1. An apparatus for preventing a vehicle pedal from being pushed rearward, comprising:

a collision bracket fixedly installed on a dash panel;

a pedal arm formed by bending a plate along a predetermined reference line to form a cavity in a lengthwise direction of the pedal arm;

a rotating member disposed at an end of the pedal arm and configured to strike one side of the pedal arm upon colliding with the collision bracket to rotate in a direction toward the inside of a vehicle and release the pedal arm;

a supporting bracket rotatably supporting the pedal arm and the rotating member; and

a reinforcing member included in the rotating member and configured to reinforce the rotating member,

wherein the rotating member includes a coupling aperture upon which the supporting bracket is hinged and a plurality of arms oriented in different directions with respect to the coupling aperture, and

wherein the reinforcing member includes a plurality of coupling apertures and is bent between the plurality of coupling apertures to cause both sides of the reinforcing member to face each other.

2. The apparatus of claim 1, wherein the rotating member is formed of a plastic material.

3. The apparatus of claim 1, wherein the reinforcing member is formed of a metal material.

4. The apparatus of claim 1, wherein the plurality of coupling apertures are disposed to correspond to a rotational axis of the rotating member.

5. The apparatus of claim 1, wherein the reinforcing member includes a spacing adjustment protrusion formed on at least one of side of the reinforcing member, wherein the spacing adjustment protrusion is configured to adjust the gap between both sides of the reinforcing member.

6. The apparatus of claim 5, wherein the spacing adjustment protrusion has a length that corresponds to the diameter of the cavity of the pedal arm.

7. The apparatus of claim 1, wherein the reinforcing member is a predetermined distance apart from the end of the pedal arm.

8. The apparatus of claim 1, wherein the pedal arm includes one or more extended portions formed at the end of the pedal arm, which is adjacent to the rotating member, wherein the extended portions extend from the outer circumference of the pedal arm and are attached to each other.

9. The apparatus of claim 1, further comprising:

an inner pipe disposed on the inside of the coupling aperture of the rotating member and on the outside of a pipe hinge upon which the supporting bracket is hinged.

10. The apparatus of claim 1, further comprising:

a rotation prevention member inserted into the rotating member to prevent the rotation of the rotating member.

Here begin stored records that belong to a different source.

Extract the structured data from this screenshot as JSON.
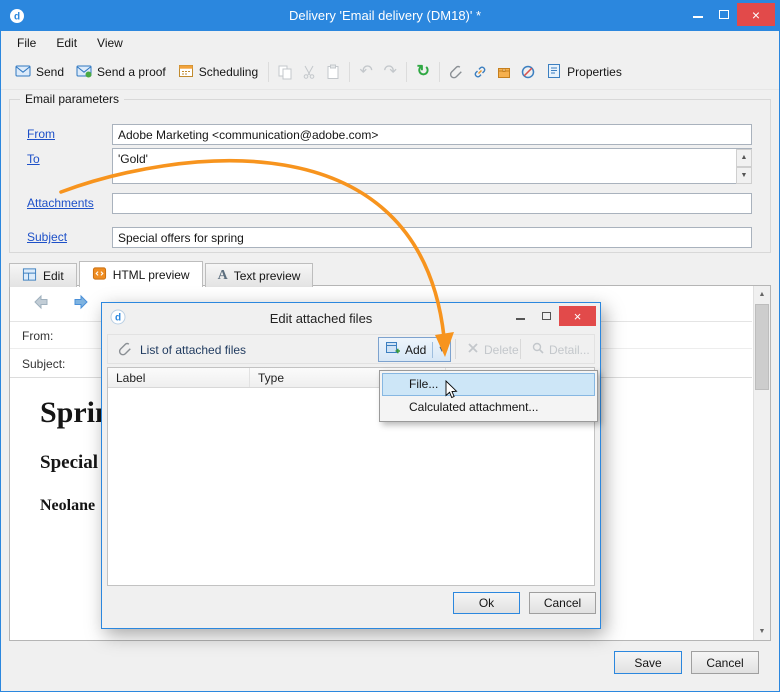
{
  "window": {
    "title": "Delivery 'Email delivery (DM18)' *"
  },
  "menu": [
    "File",
    "Edit",
    "View"
  ],
  "toolbar": {
    "send": "Send",
    "send_proof": "Send a proof",
    "scheduling": "Scheduling",
    "properties": "Properties"
  },
  "params": {
    "legend": "Email parameters",
    "from_label": "From",
    "from_value": "Adobe Marketing <communication@adobe.com>",
    "to_label": "To",
    "to_value": "'Gold'",
    "attachments_label": "Attachments",
    "attachments_value": "",
    "subject_label": "Subject",
    "subject_value": "Special offers for spring"
  },
  "tabs": [
    "Edit",
    "HTML preview",
    "Text preview"
  ],
  "preview": {
    "from_label": "From:",
    "subject_label": "Subject:",
    "line1": "Spring",
    "line2": "Special",
    "line3": "Neolane"
  },
  "dialog": {
    "title": "Edit attached files",
    "list_label": "List of attached files",
    "add_label": "Add",
    "delete_label": "Delete",
    "detail_label": "Detail...",
    "col_label": "Label",
    "col_type": "Type",
    "menu": [
      "File...",
      "Calculated attachment..."
    ],
    "ok": "Ok",
    "cancel": "Cancel"
  },
  "footer": {
    "save": "Save",
    "cancel": "Cancel"
  },
  "colors": {
    "titlebar_blue": "#2b87de",
    "close_red": "#e24a4a",
    "link_blue": "#1d50c8",
    "arrow_orange": "#f7941e",
    "menu_highlight": "#cde6f7"
  }
}
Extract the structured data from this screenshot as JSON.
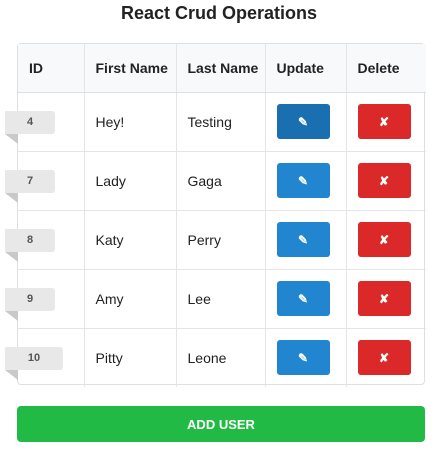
{
  "title": "React Crud Operations",
  "columns": [
    "ID",
    "First Name",
    "Last Name",
    "Update",
    "Delete"
  ],
  "rows": [
    {
      "id": "4",
      "first_name": "Hey!",
      "last_name": "Testing",
      "update_icon": "pencil-icon",
      "delete_icon": "cross-icon"
    },
    {
      "id": "7",
      "first_name": "Lady",
      "last_name": "Gaga",
      "update_icon": "pencil-icon",
      "delete_icon": "cross-icon"
    },
    {
      "id": "8",
      "first_name": "Katy",
      "last_name": "Perry",
      "update_icon": "pencil-icon",
      "delete_icon": "cross-icon"
    },
    {
      "id": "9",
      "first_name": "Amy",
      "last_name": "Lee",
      "update_icon": "pencil-icon",
      "delete_icon": "cross-icon"
    },
    {
      "id": "10",
      "first_name": "Pitty",
      "last_name": "Leone",
      "update_icon": "pencil-icon",
      "delete_icon": "cross-icon"
    }
  ],
  "glyphs": {
    "update": "✎",
    "delete": "✘"
  },
  "add_button_label": "ADD USER",
  "colors": {
    "update_button": "#2185d0",
    "delete_button": "#db2828",
    "add_button": "#21ba45",
    "id_ribbon": "#e8e8e8"
  }
}
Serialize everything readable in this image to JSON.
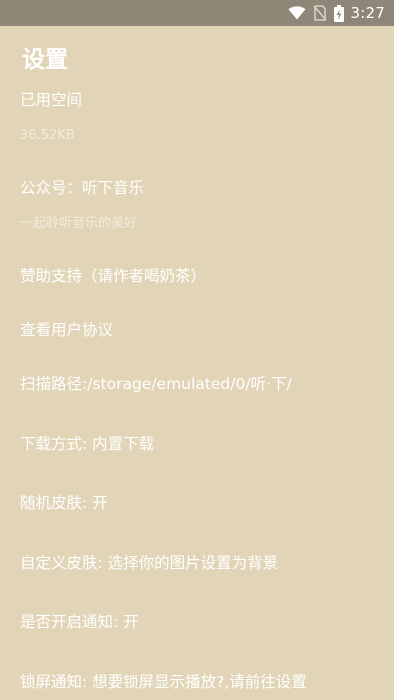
{
  "status_bar": {
    "time": "3:27",
    "icons": [
      "wifi-icon",
      "no-sim-icon",
      "battery-charging-icon"
    ]
  },
  "page": {
    "title": "设置"
  },
  "settings": {
    "storage": {
      "label": "已用空间",
      "value": "36.52KB"
    },
    "official_account": {
      "label": "公众号：听下音乐",
      "subtitle": "一起聆听音乐的美好"
    },
    "support": {
      "label": "赞助支持（请作者喝奶茶）"
    },
    "agreement": {
      "label": "查看用户协议"
    },
    "scan_path": {
      "label": "扫描路径:/storage/emulated/0/听·下/"
    },
    "download_mode": {
      "label": "下载方式: 内置下载"
    },
    "random_skin": {
      "label": "随机皮肤: 开"
    },
    "custom_skin": {
      "label": "自定义皮肤:  选择你的图片设置为背景"
    },
    "notification": {
      "label": "是否开启通知: 开"
    },
    "lockscreen_notification": {
      "label": "锁屏通知:  想要锁屏显示播放?,请前往设置"
    }
  }
}
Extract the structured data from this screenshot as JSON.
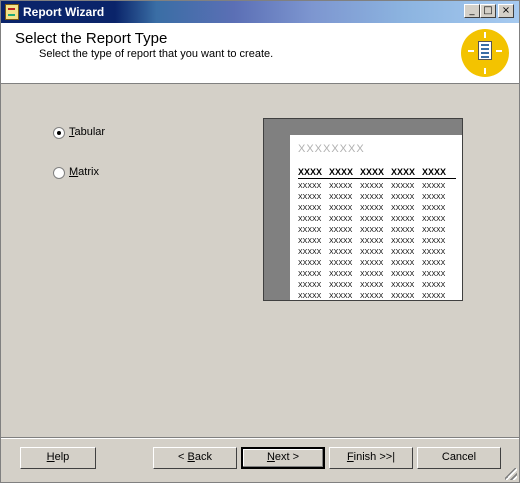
{
  "window": {
    "title": "Report Wizard",
    "controls": {
      "minimize": "_",
      "maximize": "□",
      "close": "×"
    }
  },
  "header": {
    "title": "Select the Report Type",
    "subtitle": "Select the type of report that you want to create."
  },
  "options": [
    {
      "label_prefix": "",
      "label_mnemonic": "T",
      "label_rest": "abular",
      "checked": true
    },
    {
      "label_prefix": "",
      "label_mnemonic": "M",
      "label_rest": "atrix",
      "checked": false
    }
  ],
  "preview": {
    "title": "XXXXXXXX",
    "headers": [
      "XXXX",
      "XXXX",
      "XXXX",
      "XXXX",
      "XXXX"
    ],
    "cell": "XXXXX",
    "row_count": 11
  },
  "buttons": {
    "help": {
      "mnemonic": "H",
      "rest": "elp"
    },
    "back": {
      "prefix": "< ",
      "mnemonic": "B",
      "rest": "ack"
    },
    "next": {
      "prefix": "",
      "mnemonic": "N",
      "rest": "ext >"
    },
    "finish": {
      "prefix": "",
      "mnemonic": "F",
      "rest": "inish >>|"
    },
    "cancel": {
      "label": "Cancel"
    }
  }
}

11. The apparatus of claim 10, wherein the rotation prevention member includes at least one end inserted into the supporting bracket.

12. The apparatus of claim 10, wherein the rotation prevention member is formed of a plastic material and is configured to break for the rotating member to be rotatable in response to an external shock with a predetermined magnitude or greater being applied.

13. An apparatus for preventing a vehicle pedal from being pushed rearward, comprising:

a collision bracket fixedly installed on a dash panel;

a pedal arm formed by bending a plate along a predetermined reference line to form a cavity in a lengthwise direction of the pedal arm;

a rotating member disposed at an end of the pedal arm and configured to strike one side of the pedal arm upon colliding with the collision bracket to rotate in a direction toward the inside of a vehicle and release the pedal arm;

a supporting bracket rotatably supporting the pedal arm and the rotating member; and

a reinforcing member included in the rotating member and configured to reinforce the rotating member,

wherein the rotating member includes a coupling aperture upon which the supporting bracket is hinged and a plurality of arms oriented in different directions with respect to the coupling aperture, and

wherein one end of at least one arm of the rotating member is combined with one end of the pedal arm.